Not necessarily. In my opinion, an NDA is only appropriate in certain circumstances. Those circumstances depend largely upon who you’re speaking to and what you’re offering that person, aside from awareness of your secrets. An NDA is basically a company’s way of saying: “we think you can probably be trusted with the information you’re about to receive, and we know that NDAs are extremely difficult to enforce anyway, but we hope the act of signing this document will make you slightly less likely to (carelessly or intentionally) spread our secrets around.”
That’s an OK message to send to potential business partners who might ultimately reap some value from their interactions with you. But, for example, it is probably not an appropriate message to send to friends who you’re asking for advice, for help networking, etc. An NDA only has a very small chance of actually inhibiting malicious or careless behavior — enough to barely justify the existence of the NDA, but not enough to risk offending your friends or to reduce the likelihood that they will feel inclined to help you. Remember that you’re essentially asking for a gift.

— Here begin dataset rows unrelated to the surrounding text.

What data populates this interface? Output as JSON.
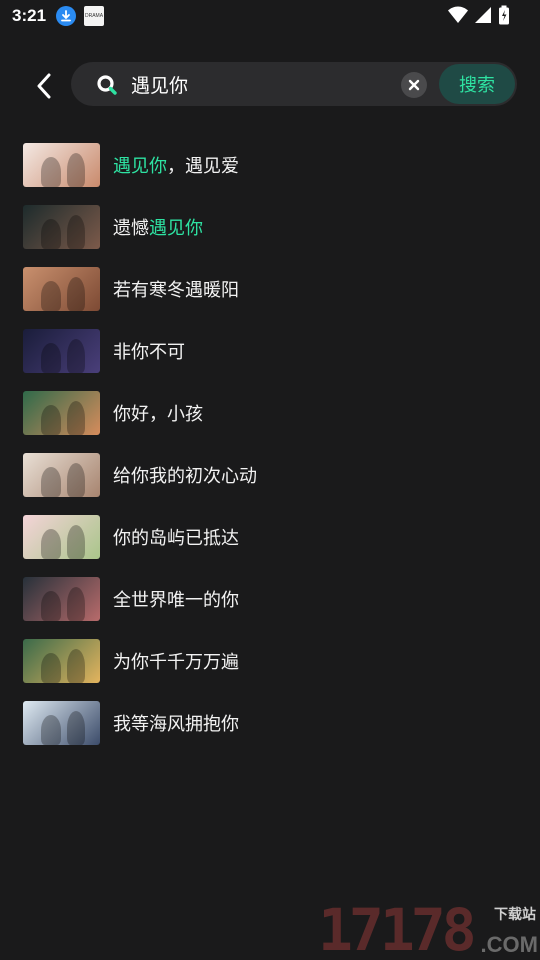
{
  "status_bar": {
    "time": "3:21",
    "app_icon_text": "DRAMA"
  },
  "search": {
    "query": "遇见你",
    "placeholder": "",
    "button_label": "搜索"
  },
  "colors": {
    "accent": "#2ee2a2",
    "background": "#1a1a1b",
    "search_bg": "#2c2c2e"
  },
  "results": [
    {
      "segments": [
        {
          "t": "遇见你",
          "hl": true
        },
        {
          "t": "，遇见爱",
          "hl": false
        }
      ],
      "thumb": [
        "#f4e9e4",
        "#c98a6c"
      ]
    },
    {
      "segments": [
        {
          "t": "遗憾",
          "hl": false
        },
        {
          "t": "遇见你",
          "hl": true
        }
      ],
      "thumb": [
        "#1d2b2c",
        "#7c5a4a"
      ]
    },
    {
      "segments": [
        {
          "t": "若有寒冬遇暖阳",
          "hl": false
        }
      ],
      "thumb": [
        "#c9906e",
        "#7d4a34"
      ]
    },
    {
      "segments": [
        {
          "t": "非你不可",
          "hl": false
        }
      ],
      "thumb": [
        "#1a1d3a",
        "#4a3f7a"
      ]
    },
    {
      "segments": [
        {
          "t": "你好，小孩",
          "hl": false
        }
      ],
      "thumb": [
        "#2f6a4a",
        "#d68c5c"
      ]
    },
    {
      "segments": [
        {
          "t": "给你我的初次心动",
          "hl": false
        }
      ],
      "thumb": [
        "#e9e0d6",
        "#a7846f"
      ]
    },
    {
      "segments": [
        {
          "t": "你的岛屿已抵达",
          "hl": false
        }
      ],
      "thumb": [
        "#f4d4d8",
        "#a9c58a"
      ]
    },
    {
      "segments": [
        {
          "t": "全世界唯一的你",
          "hl": false
        }
      ],
      "thumb": [
        "#27313a",
        "#b86b6b"
      ]
    },
    {
      "segments": [
        {
          "t": "为你千千万万遍",
          "hl": false
        }
      ],
      "thumb": [
        "#3a6a4a",
        "#e4b45e"
      ]
    },
    {
      "segments": [
        {
          "t": "我等海风拥抱你",
          "hl": false
        }
      ],
      "thumb": [
        "#dfeaf2",
        "#3c4c6a"
      ]
    }
  ],
  "watermark": {
    "number": "17178",
    "tag": "下载站",
    "domain": ".COM"
  }
}
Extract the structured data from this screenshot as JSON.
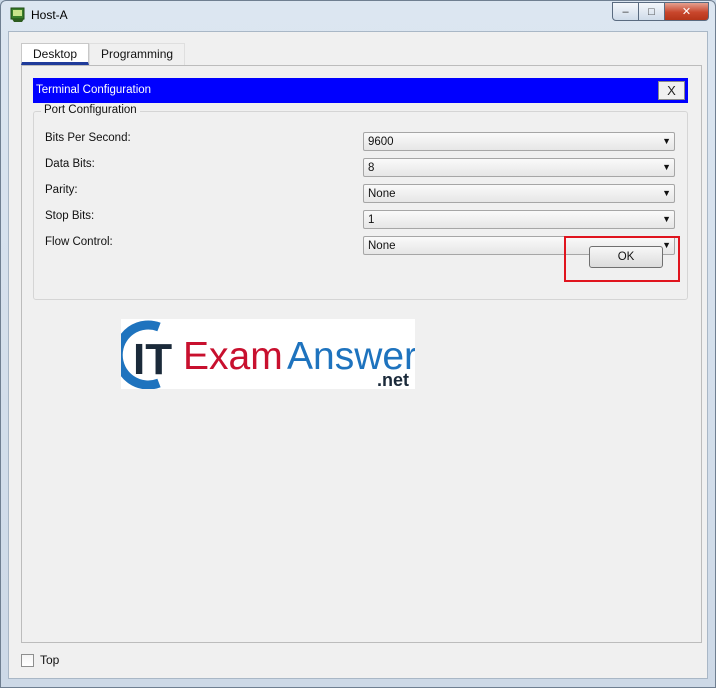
{
  "window": {
    "title": "Host-A",
    "caption": {
      "minimize": "–",
      "maximize": "□",
      "close": "✕"
    }
  },
  "tabs": [
    {
      "label": "Desktop",
      "active": true
    },
    {
      "label": "Programming",
      "active": false
    }
  ],
  "dialog": {
    "title": "Terminal Configuration",
    "close_label": "X",
    "header_color": "#0000ff",
    "group_title": "Port Configuration",
    "fields": [
      {
        "label": "Bits Per Second:",
        "value": "9600"
      },
      {
        "label": "Data Bits:",
        "value": "8"
      },
      {
        "label": "Parity:",
        "value": "None"
      },
      {
        "label": "Stop Bits:",
        "value": "1"
      },
      {
        "label": "Flow Control:",
        "value": "None"
      }
    ],
    "ok_label": "OK",
    "highlight_color": "#e0141e"
  },
  "logo": {
    "it": "IT",
    "brand1": "Exam",
    "brand2": "Answers",
    "domain": ".net",
    "colors": {
      "blue": "#1e73be",
      "red": "#c8102e",
      "dark": "#1b2a3a"
    }
  },
  "footer": {
    "top_label": "Top",
    "top_checked": false
  }
}
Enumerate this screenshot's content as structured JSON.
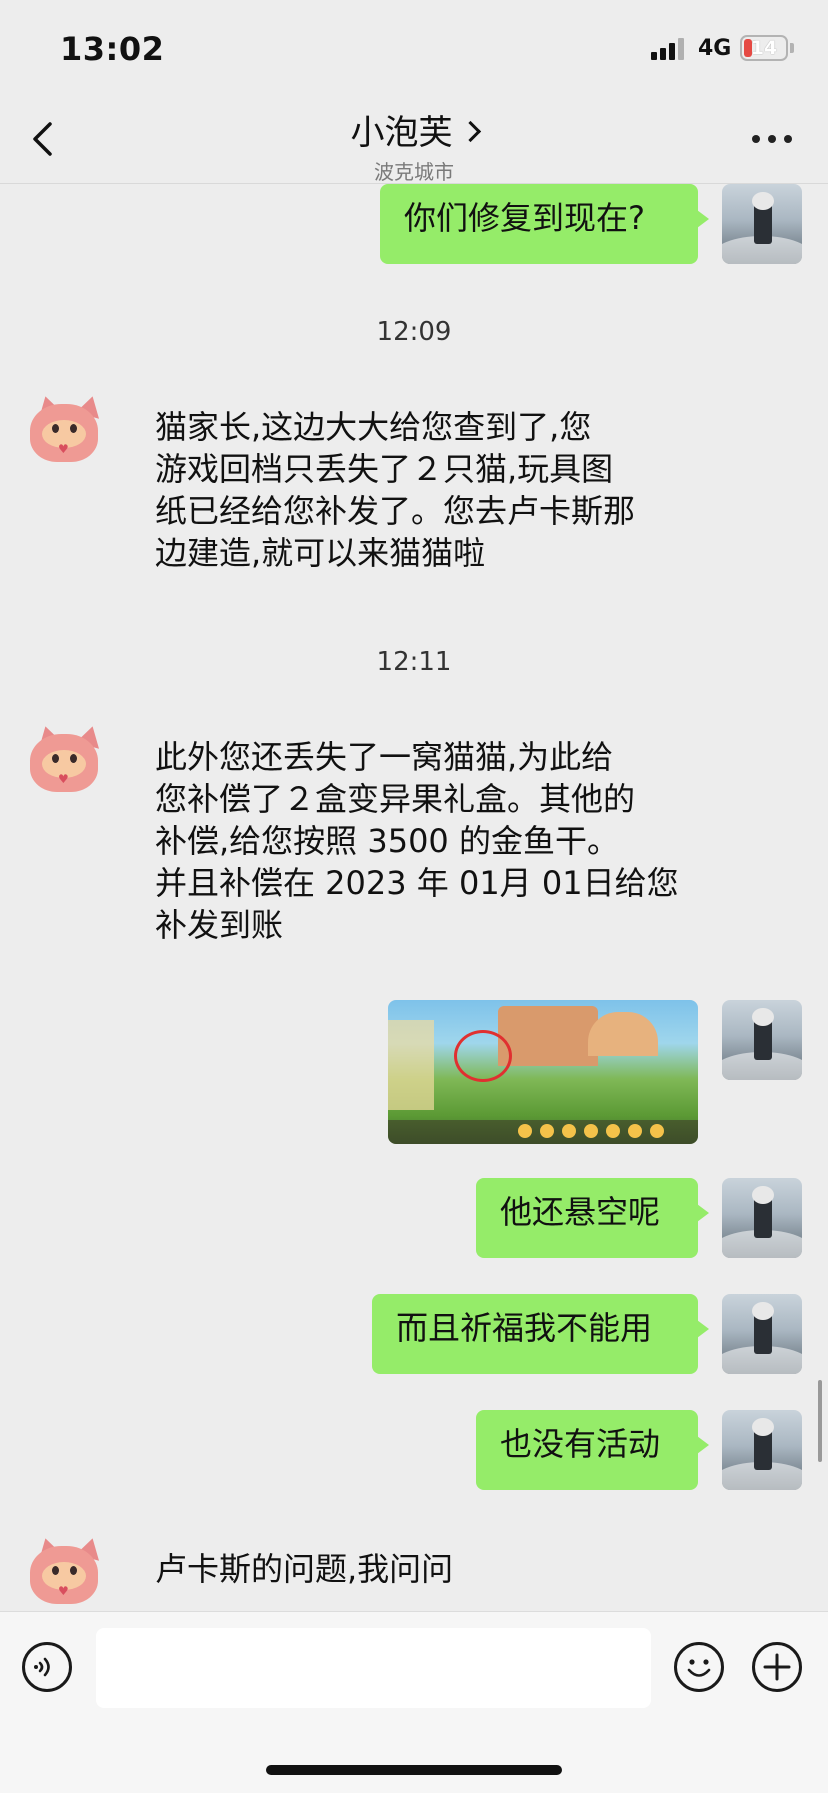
{
  "status_bar": {
    "time": "13:02",
    "network": "4G",
    "battery_level": "14"
  },
  "nav": {
    "title": "小泡芙",
    "subtitle": "波克城市"
  },
  "messages": [
    {
      "from": "me",
      "text": "你们修复到现在?"
    },
    {
      "type": "timestamp",
      "text": "12:09"
    },
    {
      "from": "other",
      "lines": [
        "猫家长,这边大大给您查到了,您",
        "游戏回档只丢失了２只猫,玩具图",
        "纸已经给您补发了。您去卢卡斯那",
        "边建造,就可以来猫猫啦"
      ]
    },
    {
      "type": "timestamp",
      "text": "12:11"
    },
    {
      "from": "other",
      "lines": [
        "此外您还丢失了一窝猫猫,为此给",
        "您补偿了２盒变异果礼盒。其他的",
        "补偿,给您按照 3500 的金鱼干。",
        "并且补偿在 2023 年 01月 01日给您",
        "补发到账"
      ]
    },
    {
      "from": "me",
      "type": "image"
    },
    {
      "from": "me",
      "text": "他还悬空呢"
    },
    {
      "from": "me",
      "text": "而且祈福我不能用"
    },
    {
      "from": "me",
      "text": "也没有活动"
    },
    {
      "from": "other",
      "text": "卢卡斯的问题,我问问"
    }
  ],
  "input": {
    "placeholder": ""
  }
}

Imagine calling your neighbors and asking if they will babysit your kids, but requiring them to sign a legal agreement first. This is similar.

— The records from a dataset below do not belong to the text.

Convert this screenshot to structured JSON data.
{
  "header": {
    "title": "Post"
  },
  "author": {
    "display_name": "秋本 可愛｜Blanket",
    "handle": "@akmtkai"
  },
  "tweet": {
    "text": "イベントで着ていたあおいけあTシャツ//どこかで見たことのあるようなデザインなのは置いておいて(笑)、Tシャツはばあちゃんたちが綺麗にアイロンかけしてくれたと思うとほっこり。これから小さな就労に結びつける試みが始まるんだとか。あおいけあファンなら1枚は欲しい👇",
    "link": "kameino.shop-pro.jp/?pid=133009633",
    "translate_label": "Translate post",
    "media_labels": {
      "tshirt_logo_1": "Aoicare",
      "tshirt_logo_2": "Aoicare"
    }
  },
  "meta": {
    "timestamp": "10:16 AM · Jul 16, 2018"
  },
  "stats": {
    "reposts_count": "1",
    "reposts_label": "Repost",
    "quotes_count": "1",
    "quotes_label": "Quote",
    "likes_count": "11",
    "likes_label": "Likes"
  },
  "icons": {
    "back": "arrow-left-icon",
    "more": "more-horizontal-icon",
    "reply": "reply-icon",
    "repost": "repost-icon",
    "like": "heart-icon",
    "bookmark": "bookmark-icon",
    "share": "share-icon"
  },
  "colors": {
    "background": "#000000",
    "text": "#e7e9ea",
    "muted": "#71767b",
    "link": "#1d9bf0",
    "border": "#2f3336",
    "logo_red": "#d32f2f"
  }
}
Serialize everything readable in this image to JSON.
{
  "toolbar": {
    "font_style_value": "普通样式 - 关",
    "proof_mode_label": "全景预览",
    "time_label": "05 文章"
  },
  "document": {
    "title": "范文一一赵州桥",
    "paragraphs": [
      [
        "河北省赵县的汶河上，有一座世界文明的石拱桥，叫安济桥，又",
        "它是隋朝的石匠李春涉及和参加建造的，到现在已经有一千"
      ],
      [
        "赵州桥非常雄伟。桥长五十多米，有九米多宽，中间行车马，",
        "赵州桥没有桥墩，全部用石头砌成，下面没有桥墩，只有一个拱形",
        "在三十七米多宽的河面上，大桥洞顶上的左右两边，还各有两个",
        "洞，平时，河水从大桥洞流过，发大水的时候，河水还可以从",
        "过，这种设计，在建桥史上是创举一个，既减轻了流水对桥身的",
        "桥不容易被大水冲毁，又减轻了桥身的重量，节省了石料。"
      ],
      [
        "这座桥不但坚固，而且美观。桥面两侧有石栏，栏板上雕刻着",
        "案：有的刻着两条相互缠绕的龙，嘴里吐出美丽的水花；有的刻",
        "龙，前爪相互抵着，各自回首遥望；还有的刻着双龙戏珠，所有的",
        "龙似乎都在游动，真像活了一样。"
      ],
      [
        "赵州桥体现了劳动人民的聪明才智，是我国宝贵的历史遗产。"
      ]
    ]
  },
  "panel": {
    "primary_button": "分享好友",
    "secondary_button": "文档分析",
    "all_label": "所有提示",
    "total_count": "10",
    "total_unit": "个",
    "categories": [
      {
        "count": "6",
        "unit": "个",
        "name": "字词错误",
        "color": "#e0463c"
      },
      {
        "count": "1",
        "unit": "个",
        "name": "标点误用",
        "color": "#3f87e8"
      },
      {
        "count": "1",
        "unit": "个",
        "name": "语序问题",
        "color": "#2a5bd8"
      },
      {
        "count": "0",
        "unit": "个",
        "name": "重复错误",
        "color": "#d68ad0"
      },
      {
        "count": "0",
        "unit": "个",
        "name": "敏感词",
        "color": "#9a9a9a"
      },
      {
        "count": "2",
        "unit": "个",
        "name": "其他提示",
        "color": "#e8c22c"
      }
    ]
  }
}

The same is true for friends-of-friends when you’re asking them for free advice, etc. It is true that you don’t personally know these people, so “trust” is an issue. But at the same time, they don’t personally know you, so why should they give you anything for free? The answer is simple: because someone they do trust and respect has essentially requested a favor on your behalf. How are you going to reciprocate?
Signing an NDA isn’t always as simple or trivial as it seems
The aforementioned examples are not the only situations in which an NDA might be inappropriate or unhelpful. NDAs can change the nature of a conversation, and it pays to consider how they do so.
Asking someone to sign an NDA immediately cools the air. It shifts the conversation from whatever it may have been (warm? exciting?) to something more formal and wary. It creates a little bit of friction. Sometimes this is what you want, but sometimes it isn’t. My point is: consider the circumstances and make an intelligent decision. Don’t be on autopilot with NDAs.
Some venture capitalists and publishers won’t sign a developer’s NDA on principal alone. They are pitched so many concepts on a regular basis that it’s inevitable some concepts will be similar, if not identical. An NDA might cause them to be sued by a developer who mistakenly believes her idea to have been stolen. An NDA might prevent a VC or publisher from making obvious, helpful comments, simply because another developer made similar comments earlier that month. I can sympathize, having been exposed to a great many (similar) concepts while I was working for Microsoft.
Carefully consider whether you really need someone to sign an NDA. And if you ask someone to sign and they refuse, do not immediately assume that it means they are treacherous fiends. It certainly might mean that, but it could also mean they don’t care enough about hearing your idea to sign your NDA. Not exactly the sentiment you want floating through someone’s subconscious when you’re trying to impress them!
For these (and for many other) reasons, I very rarely ask people to sign NDAs of my own unless I’m compelled to do so by an obligation to a client or partner. I’m simply unconvinced that the value of an NDA is great enough to justify the hassle and the negative sentiment it might generate, as opposed to the value of unrestrained feedback on my ideas and plans, which I truly appreciate. Your mileage may vary, of course.
PS. Danc posted an article on the counter-productiveness of keeping new game ideas secret back in 2005. As always, his thoughts are worth your time.